As a Chicago MC, Twista also plays into two main types of music that Chi-town feeds off: booty club music and captivating step songs. “Pimp Like Me” exhibits Midwest-style club bangers to the fullest. The slow and heavy drums that begin the song change into quick snare taps and bass pops that get everybody juking. And since the only thing people love more than seeing R. Kelly on the news is hearing him on a silky R&B track, they can experience “Love Rehab.” The Twista and Kellz collaboration is reminiscent of past love songs done with the likes of Mariah Carey and Trey Songz, but the feeling of Chicago step records (for which Kelly is notorious) lends the track a decisive kick.
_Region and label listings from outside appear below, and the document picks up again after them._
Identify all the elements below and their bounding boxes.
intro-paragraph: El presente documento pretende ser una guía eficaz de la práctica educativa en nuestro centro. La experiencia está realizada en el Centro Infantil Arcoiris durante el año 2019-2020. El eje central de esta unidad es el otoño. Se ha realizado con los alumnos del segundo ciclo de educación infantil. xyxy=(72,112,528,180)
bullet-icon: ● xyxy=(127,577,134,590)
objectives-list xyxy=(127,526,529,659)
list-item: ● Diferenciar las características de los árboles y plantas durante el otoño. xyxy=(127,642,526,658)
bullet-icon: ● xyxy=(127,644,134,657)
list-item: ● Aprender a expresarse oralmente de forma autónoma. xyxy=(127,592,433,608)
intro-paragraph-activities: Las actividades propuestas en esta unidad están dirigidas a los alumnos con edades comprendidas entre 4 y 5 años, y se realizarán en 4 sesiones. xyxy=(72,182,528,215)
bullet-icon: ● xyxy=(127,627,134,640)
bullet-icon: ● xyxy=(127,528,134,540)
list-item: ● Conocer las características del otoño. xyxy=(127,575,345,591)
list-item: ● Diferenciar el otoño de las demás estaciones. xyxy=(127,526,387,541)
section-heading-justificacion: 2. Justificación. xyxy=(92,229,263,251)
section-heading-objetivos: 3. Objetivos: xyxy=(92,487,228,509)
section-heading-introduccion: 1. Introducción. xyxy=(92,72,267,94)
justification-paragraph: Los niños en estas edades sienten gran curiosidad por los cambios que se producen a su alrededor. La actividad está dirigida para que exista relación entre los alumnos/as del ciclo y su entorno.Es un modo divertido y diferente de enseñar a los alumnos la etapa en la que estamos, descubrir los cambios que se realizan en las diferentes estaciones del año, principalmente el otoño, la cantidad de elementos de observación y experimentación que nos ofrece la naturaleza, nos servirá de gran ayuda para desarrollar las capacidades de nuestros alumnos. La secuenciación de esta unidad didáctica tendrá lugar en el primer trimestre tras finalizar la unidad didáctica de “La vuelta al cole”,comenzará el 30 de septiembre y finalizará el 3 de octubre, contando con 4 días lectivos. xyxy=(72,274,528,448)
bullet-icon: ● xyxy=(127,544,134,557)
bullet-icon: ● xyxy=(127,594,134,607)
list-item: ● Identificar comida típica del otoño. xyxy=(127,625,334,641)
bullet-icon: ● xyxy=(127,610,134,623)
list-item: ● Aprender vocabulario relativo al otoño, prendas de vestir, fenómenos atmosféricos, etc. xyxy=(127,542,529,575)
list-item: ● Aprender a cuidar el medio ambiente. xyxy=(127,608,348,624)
An even better collaborative club track is the Jazze Pha-produced “Say Say.” With a bevy of Dirty South lyricists, including Big Zak and Cee-Lo Green, the song is perfect for the club with a melodious sound that will bring women to the dance floor in a way only the South can.
Still, we’re left with the same conventions, and talented artist contributions and masterful production will only get you so far. There isn’t much originality in Twista’s style or lyrics. It’s the same old “I got guns,” “I got coke” verses on every album but delivered at a speed that could break the sound barrier. In 10 years, there doesn’t seem to be much individual progress, and Twista just hasn’t changed much.
Simply put, Twista works well within the norms of the genre. It’s a good album for bump riding down the street with the bass up and the windows down, and the blend of so many different styles is a solid feat, but too many screwed up hooks and repetitive lyrics can’t change that it’s the same old Twista.